Which coins are valid in the UK?
The official currency of the United Kingdom is the British pound sterling (£). One pound is worth 100 pence. In 2023, the following coins that were in use at the time and are probably still in circulation are:
- 1 Penny (1p)
- 2 Pence (2p)
- 5 Pence (5p)
- 10 Pence (10p)
- 20 Pence (20p)
- 50 Pence (50p)
- 1 Pound (£1) – Various designs
- 2 Pounds (£2) – Various designs
The list above shows the regular coin denominations in the UK; however, certain coins may have different designs throughout time, and commemorative or special edition coins may also be released. Because the UK doesn’t usually demonetize previous coins when new designs are released, it’s crucial to keep in mind that older versions of coins can still be in use.
You can get information on the acceptability of specific coin designs or denominations from your local banks or financial institutions if you’re in the UK and have doubts regarding the legitimacy of a particular coin. It’s also a good idea to speak with a coin specialist if you think a coin could be rare or valuable because certain coins have collector’s worth.
What is an old British coin called?
The denominations and historical usage of old British coins frequently lead to their distinctive names. The names of a few common ancient British coins are as follows:
- Farthing: At one-quarter of a penny in value, the farthing was the lowest denomination of British coinage. It was in operation up until 1960.
- Halfpenny: Up until 1984, the halfpenny was in use and was worth half of a penny.
- Penny: A popular British currency that is still in use today is the penny. Its value is one-hundredth of a pound.
- Threepence (Thruppence): There existed a three-penny coin that was called a “thruppenny bit.” Use of it lasted until 1971.
- Sixpence: A sixpence was worth six penny, and it was commonly referred to as a “tanner.” Up until 1980, it was still in use.
- Shilling: There were twelve pence in a shilling, which was known as a “bob.” Use of it lasted until 1971.
- Florin: There was a term for the florin, which was worth two shillings (or 24 pence): “two-bob bit.” It remained in use until 1993.
- Crown: A bigger coin, worth five shillings, was the crown. The crown coin is still made in collector’s and commemorative editions even though it is no longer used in regular transactions.
- Guinea: One pound and one shilling was the initial value of a gold coin known as a guinea. Although it is no longer in use, it is frequently connected to the acquisition of upscale goods and services.
The old British money denominations are reflected in these names. In 1971, the United Kingdom switched from pounds, shillings, and pence to the current pounds and pence system, adopting the decimal system. Many of these earlier coins are therefore no longer in use for regular transactions, though collectors may find value in them.
British coins are made to recognize and memorialize these important facets of British history and culture, and they frequently show a variety of well-known people, historical sites, and historical events. The following are some noteworthy instances of well-known causes, people, and ideas that have appeared on British coins:
- Monarchs and Royalty: To commemorate significant events like coronations, jubilees, and significant anniversaries, British coins have depicted a variety of British monarchs and members of the royal family, including Queen Elizabeth II, King George III, Queen Victoria, and Prince William.
- World War Commemorations: In recognition of the sacrifices made by the British military men and citizens during World Wars I and II, coins have been released to mark these events.
- Cultural Icons: Coins honoring notable figures from British culture—like Sir Isaac Newton, Charles Dickens, and William Shakespeare—for their contributions to the arts, sciences, and literature.
- Historical Events: A number of historical occurrences, such the Battle of Trafalgar and the Great Fire of London, have been honored on coins to symbolize their importance in British history.

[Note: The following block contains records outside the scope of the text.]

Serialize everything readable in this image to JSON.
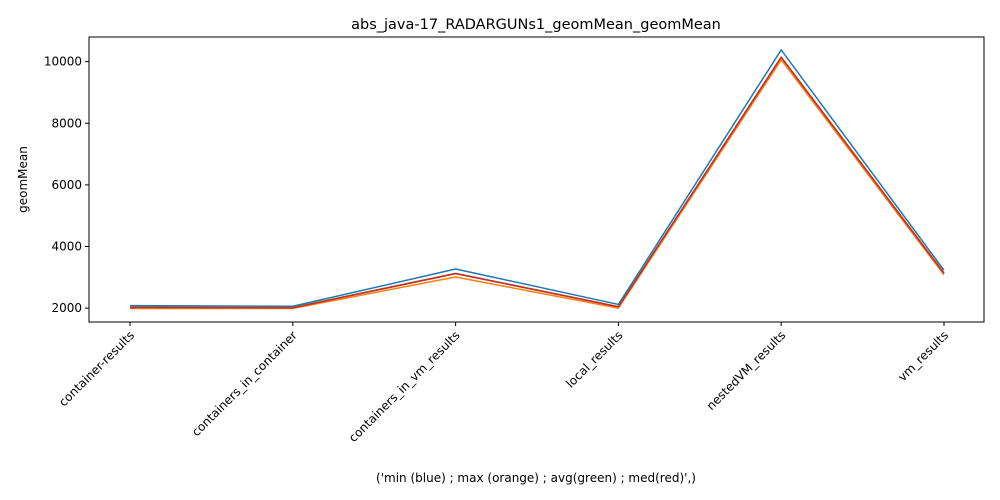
{
  "chart_data": {
    "type": "line",
    "title": "abs_java-17_RADARGUNs1_geomMean_geomMean",
    "xlabel": "('min (blue) ; max (orange) ; avg(green) ; med(red)',)",
    "ylabel": "geomMean",
    "categories": [
      "container-results",
      "containers_in_container",
      "containers_in_vm_results",
      "local_results",
      "nestedVM_results",
      "vm_results"
    ],
    "ylim": [
      1550,
      10800
    ],
    "yticks": [
      2000,
      4000,
      6000,
      8000,
      10000
    ],
    "grid": false,
    "series": [
      {
        "color": "#1f77b4",
        "values": [
          2080,
          2060,
          3270,
          2120,
          10380,
          3230
        ]
      },
      {
        "color": "#ff7f0e",
        "values": [
          1990,
          1990,
          3010,
          2000,
          10060,
          3080
        ]
      },
      {
        "color": "#2ca02c",
        "values": [
          2030,
          2020,
          3130,
          2050,
          10150,
          3140
        ]
      },
      {
        "color": "#d62728",
        "values": [
          2020,
          2010,
          3120,
          2040,
          10140,
          3130
        ]
      }
    ]
  }
}
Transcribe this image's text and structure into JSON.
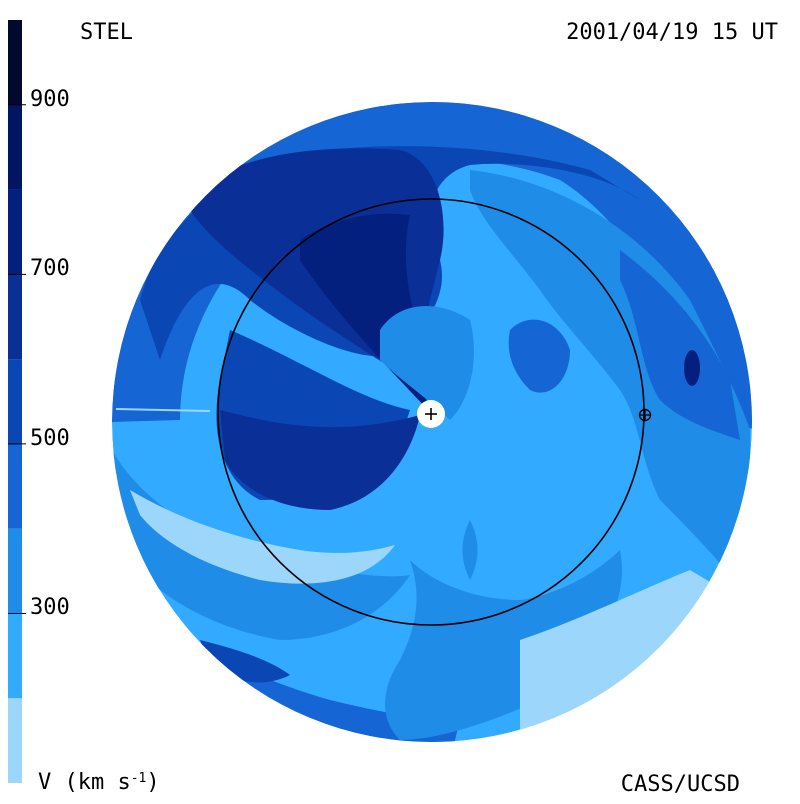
{
  "header": {
    "source": "STEL",
    "datetime": "2001/04/19 15 UT"
  },
  "footer": {
    "credit": "CASS/UCSD",
    "unit_prefix": "V (km s",
    "unit_exponent": "-1",
    "unit_suffix": ")"
  },
  "chart_data": {
    "type": "heatmap",
    "title": "",
    "quantity": "V (km s-1)",
    "colorbar": {
      "range": [
        100,
        1000
      ],
      "ticks": [
        300,
        500,
        700,
        900
      ],
      "tick_labels": [
        "300",
        "500",
        "700",
        "900"
      ],
      "levels": [
        {
          "from": 100,
          "to": 200,
          "color": "#9dd6fb"
        },
        {
          "from": 200,
          "to": 300,
          "color": "#32aaff"
        },
        {
          "from": 300,
          "to": 400,
          "color": "#1f8ce8"
        },
        {
          "from": 400,
          "to": 500,
          "color": "#1565d4"
        },
        {
          "from": 500,
          "to": 600,
          "color": "#0a46b4"
        },
        {
          "from": 600,
          "to": 700,
          "color": "#0a2f97"
        },
        {
          "from": 700,
          "to": 800,
          "color": "#04207e"
        },
        {
          "from": 800,
          "to": 900,
          "color": "#021562"
        },
        {
          "from": 900,
          "to": 1000,
          "color": "#010a2e"
        }
      ]
    },
    "markers": {
      "sun": "+",
      "earth": "⊕",
      "earth_orbit": "circle"
    }
  }
}
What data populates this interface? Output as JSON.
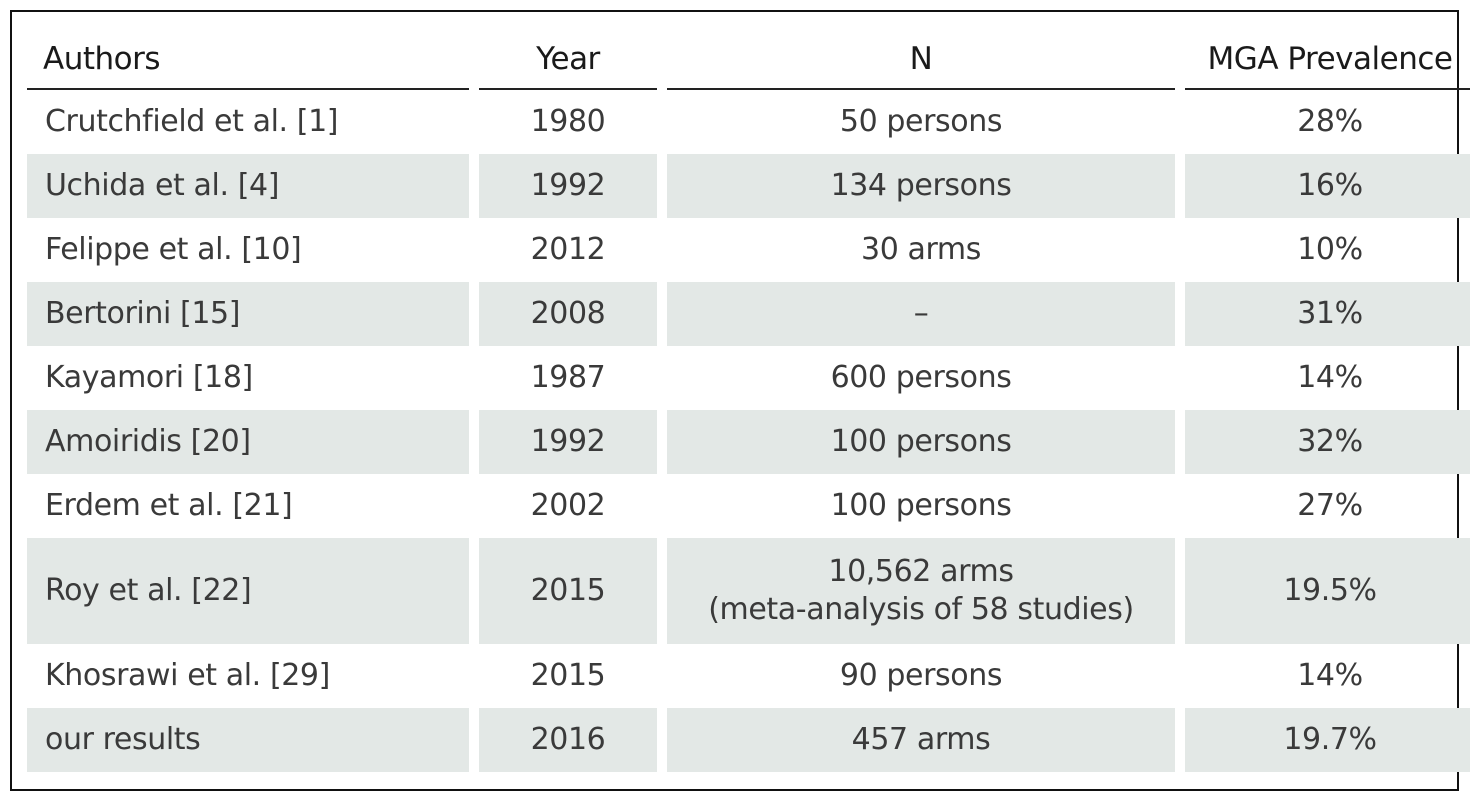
{
  "table": {
    "headers": {
      "authors": "Authors",
      "year": "Year",
      "n": "N",
      "prevalence": "MGA Prevalence"
    },
    "rows": [
      {
        "authors": "Crutchfield et al. [1]",
        "year": "1980",
        "n": "50 persons",
        "n_note": "",
        "prevalence": "28%"
      },
      {
        "authors": "Uchida et al. [4]",
        "year": "1992",
        "n": "134 persons",
        "n_note": "",
        "prevalence": "16%"
      },
      {
        "authors": "Felippe et al. [10]",
        "year": "2012",
        "n": "30 arms",
        "n_note": "",
        "prevalence": "10%"
      },
      {
        "authors": "Bertorini [15]",
        "year": "2008",
        "n": "–",
        "n_note": "",
        "prevalence": "31%"
      },
      {
        "authors": "Kayamori [18]",
        "year": "1987",
        "n": "600 persons",
        "n_note": "",
        "prevalence": "14%"
      },
      {
        "authors": "Amoiridis [20]",
        "year": "1992",
        "n": "100 persons",
        "n_note": "",
        "prevalence": "32%"
      },
      {
        "authors": "Erdem et al. [21]",
        "year": "2002",
        "n": "100 persons",
        "n_note": "",
        "prevalence": "27%"
      },
      {
        "authors": "Roy et al. [22]",
        "year": "2015",
        "n": "10,562 arms",
        "n_note": "(meta-analysis of 58 studies)",
        "prevalence": "19.5%"
      },
      {
        "authors": "Khosrawi et al. [29]",
        "year": "2015",
        "n": "90 persons",
        "n_note": "",
        "prevalence": "14%"
      },
      {
        "authors": "our results",
        "year": "2016",
        "n": "457 arms",
        "n_note": "",
        "prevalence": "19.7%"
      }
    ]
  },
  "colors": {
    "shaded_row": "#e3e8e6",
    "border": "#111111"
  }
}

- Social Causes: Certain significant social causes are commemorated on British coins, including the suffragette movement, which battled for women’s voting rights, and the 200th anniversary of the abolition of the slave trade.
- Landmarks and Buildings: To honor the country’s architectural legacy, British monuments and architectural marvels including Buckingham Palace, Big Ben, and the Tower Bridge have been depicted on coins.

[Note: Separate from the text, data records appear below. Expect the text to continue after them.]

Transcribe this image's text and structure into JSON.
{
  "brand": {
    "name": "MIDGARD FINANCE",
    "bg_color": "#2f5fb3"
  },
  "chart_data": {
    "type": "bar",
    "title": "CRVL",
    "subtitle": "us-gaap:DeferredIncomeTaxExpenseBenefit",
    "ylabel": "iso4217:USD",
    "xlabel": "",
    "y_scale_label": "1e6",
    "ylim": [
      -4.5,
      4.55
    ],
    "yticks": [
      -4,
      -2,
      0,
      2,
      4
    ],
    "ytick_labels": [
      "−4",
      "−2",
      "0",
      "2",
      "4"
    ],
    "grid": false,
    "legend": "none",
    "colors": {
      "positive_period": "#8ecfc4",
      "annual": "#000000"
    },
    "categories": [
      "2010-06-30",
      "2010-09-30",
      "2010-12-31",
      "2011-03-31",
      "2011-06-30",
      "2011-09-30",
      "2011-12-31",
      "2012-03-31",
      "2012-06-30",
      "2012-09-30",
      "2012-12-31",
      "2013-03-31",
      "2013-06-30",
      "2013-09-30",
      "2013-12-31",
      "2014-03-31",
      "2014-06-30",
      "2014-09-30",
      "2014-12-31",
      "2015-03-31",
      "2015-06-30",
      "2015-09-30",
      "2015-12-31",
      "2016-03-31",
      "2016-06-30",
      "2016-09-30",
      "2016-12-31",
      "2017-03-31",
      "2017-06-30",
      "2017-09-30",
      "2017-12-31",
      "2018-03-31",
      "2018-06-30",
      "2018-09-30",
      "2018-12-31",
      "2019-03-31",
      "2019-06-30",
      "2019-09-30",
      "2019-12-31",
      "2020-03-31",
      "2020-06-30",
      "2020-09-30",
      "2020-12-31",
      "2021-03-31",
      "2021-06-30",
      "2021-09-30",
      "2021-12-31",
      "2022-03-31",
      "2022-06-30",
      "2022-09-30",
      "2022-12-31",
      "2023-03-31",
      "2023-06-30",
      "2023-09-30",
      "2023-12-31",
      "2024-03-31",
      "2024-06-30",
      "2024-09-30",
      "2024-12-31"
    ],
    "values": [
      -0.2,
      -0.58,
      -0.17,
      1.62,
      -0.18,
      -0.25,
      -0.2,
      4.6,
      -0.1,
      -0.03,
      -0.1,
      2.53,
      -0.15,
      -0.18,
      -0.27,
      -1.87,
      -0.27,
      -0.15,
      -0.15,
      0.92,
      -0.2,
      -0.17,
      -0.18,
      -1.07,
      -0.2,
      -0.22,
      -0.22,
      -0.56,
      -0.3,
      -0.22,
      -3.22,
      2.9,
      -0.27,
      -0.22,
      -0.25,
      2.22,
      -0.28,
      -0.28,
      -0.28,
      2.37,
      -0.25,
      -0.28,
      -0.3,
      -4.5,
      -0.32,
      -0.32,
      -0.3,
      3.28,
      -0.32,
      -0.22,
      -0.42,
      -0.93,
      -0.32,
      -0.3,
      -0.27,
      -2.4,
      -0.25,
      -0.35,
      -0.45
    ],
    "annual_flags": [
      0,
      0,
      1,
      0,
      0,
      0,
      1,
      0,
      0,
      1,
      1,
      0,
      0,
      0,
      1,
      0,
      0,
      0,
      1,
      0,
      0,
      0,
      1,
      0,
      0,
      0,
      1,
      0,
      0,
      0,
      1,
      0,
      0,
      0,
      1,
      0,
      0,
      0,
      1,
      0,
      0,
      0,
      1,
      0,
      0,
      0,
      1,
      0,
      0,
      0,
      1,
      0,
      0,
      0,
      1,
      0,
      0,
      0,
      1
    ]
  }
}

- Sports and Olympics: Coins honoring the spirit of sport and global unification have been struck to mark the Olympic and Paralympic Games in London in 2012.

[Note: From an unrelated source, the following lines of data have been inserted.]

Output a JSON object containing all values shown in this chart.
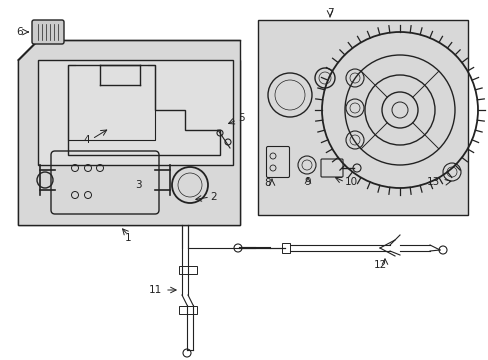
{
  "bg_color": "#ffffff",
  "diagram_bg": "#d8d8d8",
  "line_color": "#222222",
  "lw": 1.0
}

- Innovations and Discoveries: British coins occasionally commemorate scientific breakthroughs and discoveries, like the discovery of DNA and Sir Isaac Newton’s contributions.
- Conservation and Environmental Causes: Recently, coins with images of animals and endangered species have been released to support environmental and conservation initiatives.
Coins honoring these well-known causes and figures are frequently released as collector’s items by the Royal Mint in the United Kingdom. Because of their historical and cultural value, these coins are prized by collectors and enthusiasts rather than being utilized in regular transactions. Over time, these coins’ themes may change to reflect the nation’s shifting objectives and interests.